Josef Schuster, Präsident des Zentralrates der Juden in Deutschland, erhofft sich zum 500. Jubiläum der Reformation 2017 ein deutliches Zeichen der Evangelischen Kirche in Deutschland in der Auseinandersetzung mit den judenfeindlichen Schriften Martin Luthers. Zum Auftakt der Tagung „Reformator, Ketzer, Judenfeind – Jüdische Perspektiven auf Martin Luther“ am 10. Juni 2015 in der Französischen Friedrichstadtkirche zu in Berlin sagte Schuster, bei dem Jubiläum werde zwar das positive Wirken Luthers im Vordergrund stehen.
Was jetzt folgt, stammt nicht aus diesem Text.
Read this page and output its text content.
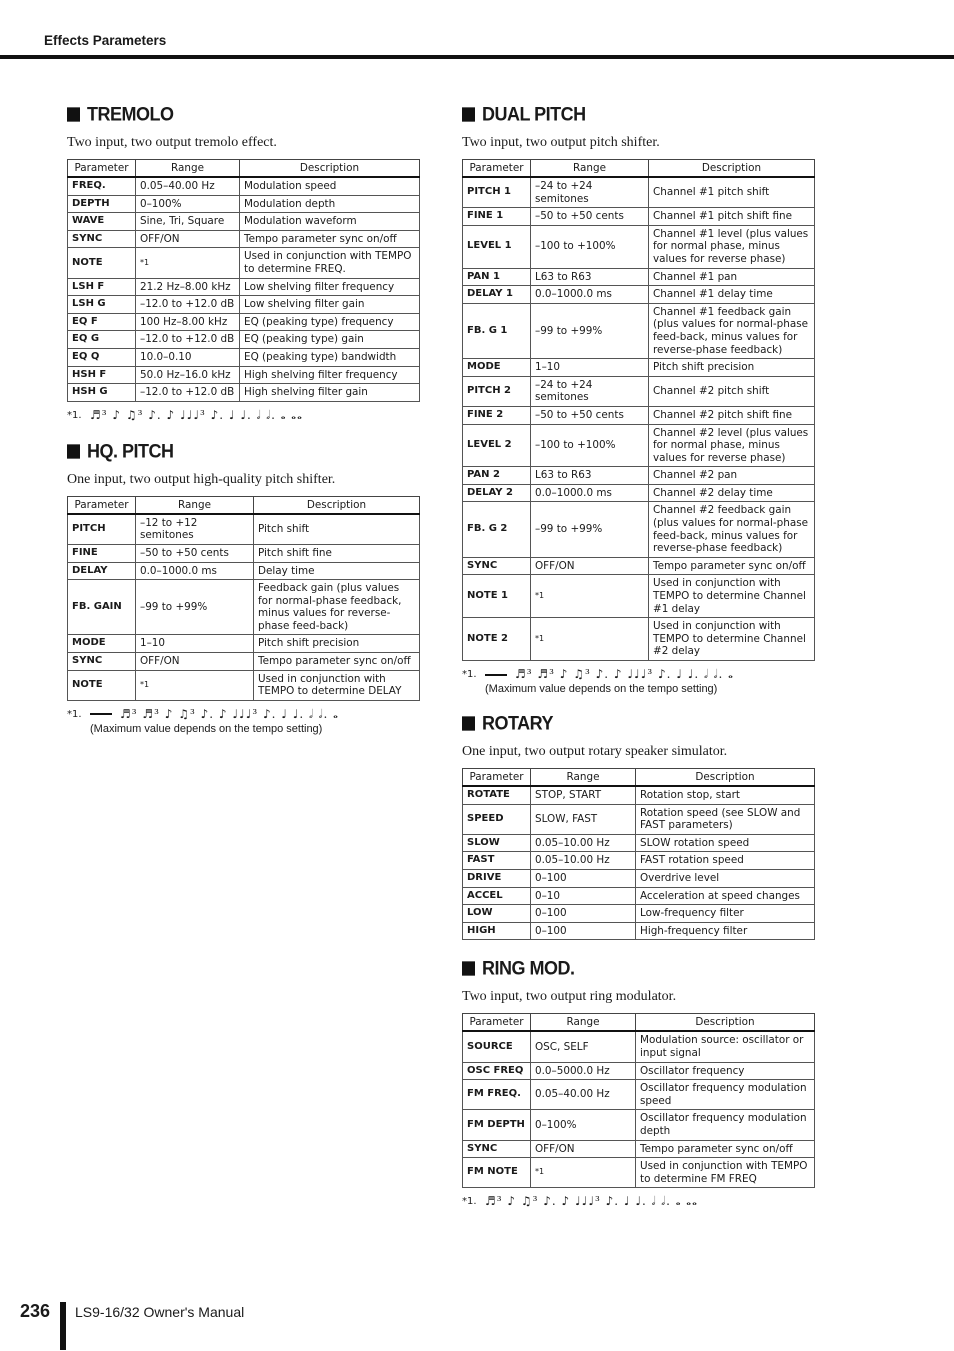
Effects Parameters
TREMOLO

Two input, two output tremolo effect.

Parameter	Range	Description
FREQ.	0.05–40.00 Hz	Modulation speed
DEPTH	0–100%	Modulation depth
WAVE	Sine, Tri, Square	Modulation waveform
SYNC	OFF/ON	Tempo parameter sync on/off
NOTE	*1	Used in conjunction with TEMPO to determine FREQ.
LSH F	21.2 Hz–8.00 kHz	Low shelving filter frequency
LSH G	–12.0 to +12.0 dB	Low shelving filter gain
EQ F	100 Hz–8.00 kHz	EQ (peaking type) frequency
EQ G	–12.0 to +12.0 dB	EQ (peaking type) gain
EQ Q	10.0–0.10	EQ (peaking type) bandwidth
HSH F	50.0 Hz–16.0 kHz	High shelving filter frequency
HSH G	–12.0 to +12.0 dB	High shelving filter gain
*1. ♬³ ♪ ♫³ ♪. ♪ ♩♩♩³ ♪. ♩ ♩. 𝅗𝅥 𝅗𝅥. 𝅝 𝅝𝅝
HQ. PITCH

One input, two output high-quality pitch shifter.

Parameter	Range	Description
PITCH	–12 to +12 semitones	Pitch shift
FINE	–50 to +50 cents	Pitch shift fine
DELAY	0.0–1000.0 ms	Delay time
FB. GAIN	–99 to +99%	Feedback gain (plus values for normal-phase feedback, minus values for reverse-phase feed-back)
MODE	1–10	Pitch shift precision
SYNC	OFF/ON	Tempo parameter sync on/off
NOTE	*1	Used in conjunction with TEMPO to determine DELAY
*1.	♬³ ♬³ ♪ ♫³ ♪. ♪ ♩♩♩³ ♪. ♩ ♩. 𝅗𝅥 𝅗𝅥. 𝅝
(Maximum value depends on the tempo setting)
DUAL PITCH

Two input, two output pitch shifter.

Parameter	Range	Description
PITCH 1	–24 to +24 semitones	Channel #1 pitch shift
FINE 1	–50 to +50 cents	Channel #1 pitch shift fine
LEVEL 1	–100 to +100%	Channel #1 level (plus values for normal phase, minus values for reverse phase)
PAN 1	L63 to R63	Channel #1 pan
DELAY 1	0.0–1000.0 ms	Channel #1 delay time
FB. G 1	–99 to +99%	Channel #1 feedback gain (plus values for normal-phase feed-back, minus values for reverse-phase feedback)
MODE	1–10	Pitch shift precision
PITCH 2	–24 to +24 semitones	Channel #2 pitch shift
FINE 2	–50 to +50 cents	Channel #2 pitch shift fine
LEVEL 2	–100 to +100%	Channel #2 level (plus values for normal phase, minus values for reverse phase)
PAN 2	L63 to R63	Channel #2 pan
DELAY 2	0.0–1000.0 ms	Channel #2 delay time
FB. G 2	–99 to +99%	Channel #2 feedback gain (plus values for normal-phase feed-back, minus values for reverse-phase feedback)
SYNC	OFF/ON	Tempo parameter sync on/off
NOTE 1	*1	Used in conjunction with TEMPO to determine Channel #1 delay
NOTE 2	*1	Used in conjunction with TEMPO to determine Channel #2 delay
*1.	♬³ ♬³ ♪ ♫³ ♪. ♪ ♩♩♩³ ♪. ♩ ♩. 𝅗𝅥 𝅗𝅥. 𝅝
(Maximum value depends on the tempo setting)
ROTARY

One input, two output rotary speaker simulator.

Parameter	Range	Description
ROTATE	STOP, START	Rotation stop, start
SPEED	SLOW, FAST	Rotation speed (see SLOW and FAST parameters)
SLOW	0.05–10.00 Hz	SLOW rotation speed
FAST	0.05–10.00 Hz	FAST rotation speed
DRIVE	0–100	Overdrive level
ACCEL	0–10	Acceleration at speed changes
LOW	0–100	Low-frequency filter
HIGH	0–100	High-frequency filter
RING MOD.

Two input, two output ring modulator.

Parameter	Range	Description
SOURCE	OSC, SELF	Modulation source: oscillator or input signal
OSC FREQ	0.0–5000.0 Hz	Oscillator frequency
FM FREQ.	0.05–40.00 Hz	Oscillator frequency modulation speed
FM DEPTH	0–100%	Oscillator frequency modulation depth
SYNC	OFF/ON	Tempo parameter sync on/off
FM NOTE	*1	Used in conjunction with TEMPO to determine FM FREQ
*1. ♬³ ♪ ♫³ ♪. ♪ ♩♩♩³ ♪. ♩ ♩. 𝅗𝅥 𝅗𝅥. 𝅝 𝅝𝅝
236 LS9-16/32 Owner's Manual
Er hoffe aber, bei dieser Gelegenheit würden auch – etwa in einer Erklärung - die Seiten Luthers benannt, „die in keiner Weise zu akzeptieren sind“. In seiner Schrift Von den Juden und ihren Lügen von 1543 hatte der Kirchenreformator dazu aufgerufen, Synagogen anzuzünden und Juden aus ihren Häusern zu vertreiben.
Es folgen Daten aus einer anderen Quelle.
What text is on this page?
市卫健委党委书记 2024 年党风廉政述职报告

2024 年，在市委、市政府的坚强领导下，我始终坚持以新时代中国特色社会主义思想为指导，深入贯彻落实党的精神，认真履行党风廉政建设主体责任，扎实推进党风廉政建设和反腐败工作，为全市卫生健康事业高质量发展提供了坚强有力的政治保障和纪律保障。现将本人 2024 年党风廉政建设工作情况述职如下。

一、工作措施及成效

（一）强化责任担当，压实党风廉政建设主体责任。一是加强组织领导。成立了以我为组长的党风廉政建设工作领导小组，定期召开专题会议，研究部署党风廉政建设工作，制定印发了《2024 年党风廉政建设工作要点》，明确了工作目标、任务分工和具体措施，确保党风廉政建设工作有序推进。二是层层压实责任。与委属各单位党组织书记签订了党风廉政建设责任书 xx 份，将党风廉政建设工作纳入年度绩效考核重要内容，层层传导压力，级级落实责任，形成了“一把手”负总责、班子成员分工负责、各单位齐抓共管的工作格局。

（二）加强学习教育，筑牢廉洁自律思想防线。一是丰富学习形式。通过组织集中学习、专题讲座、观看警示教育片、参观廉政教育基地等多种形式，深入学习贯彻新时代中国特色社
Nikolaus Schneider, ehemaliger Ratsvorsitzender der EKD, wies im Gespräch mit Schuster darauf hin, dass es in der Auseinandersetzung mit Luthers Antijudaismus in der evangelischen Kirche bereits „einiges an Vorarbeit“ gebe. Er gehe davon aus, dass der Rat der EKD für 2017 eine Erklärung verabschiede oder eine andere Form finde, „in der wir sehr deutlich sagen, dass das, was Luther in diesen Schriften von 1538 bis 1543 gesagt hat (…) wirklich ein Irrtum ist, dass das fatale Folgen hat, das wir uns davon distanzieren, dass wir das auch mit dem Evangelium für unvereinbar halten.“ Weiter sagte Schneider: „Ich würde mir fast wünschen, dass wir das in Abstimmung mit dem Zentralrat machen.“
Der wissenschaftliche Direktor der Bildungsabteilung im Zentralrat der Juden Doron Kiesel betonte in seiner Begrüßung, für Juden gebe es nicht »einen guten oder einen schlechten Luther, es gibt keinen jungen oder alten Luther. Für uns gibt es nur den Luther, dessen Aufforderung, Synagogen abzufackeln und Juden zu vertreiben (…) in das Bewusstsein jüdischer Existenz eingedrungen ist«. Es gebe sogar die Frage, ob nicht Luthers Gedankengut in seiner Kontinuität „eventuell in den Gaskammern von Auschwitz endete“. Solche Fragen müsse man zulassen, wenn man sich mit einer „derart schillernden Persönlichkeit“ auseinandersetze, so Kiesel.
Der Studienleiter der Evangelischen Akademie zu Berlin, Christian Staffa, sagte in Abwandelung eines Zitats von Heinrich Heine, es zieme sich wohl, ein „herbes Urteil“ über Martin Luther zu sprechen. Protestanten müssten sich über die Ursachen von Gewalt gegen Juden klarwerden. In einer immer wieder von antisemitischen Gedanken und Äußerungen geprägten Gegenwart sei er „mehr als dankbar für diese Kooperation“, betonte Staffa.
Im Anschluss des an Deutlichkeit zu den Nachwirkungen Luthers im deutschen Protestantismus nicht mangelnden Vortrages von Prof. Dr. Christian Wiese diskutierten zwei jüdische Stipendiaten und zwei gerade examinierte christliche Theologinnen. Das Gespräch wurde moderiert von Sabena Donath, der Leiterin der Bildungsabteilung des Zentralrates. Dabei wurde deutlich, dass eine neue Phase von Annäherung an Themen christlich-jüdischer Beziehungen nötig ist. Die Theologin Aline Seel bekannte: „Ich misstraue meiner Kirche in dieser Frage, nämlich ob sie sich wirklich diesen antijüdischen Abgründen der eigenen Herkunft widmen will“.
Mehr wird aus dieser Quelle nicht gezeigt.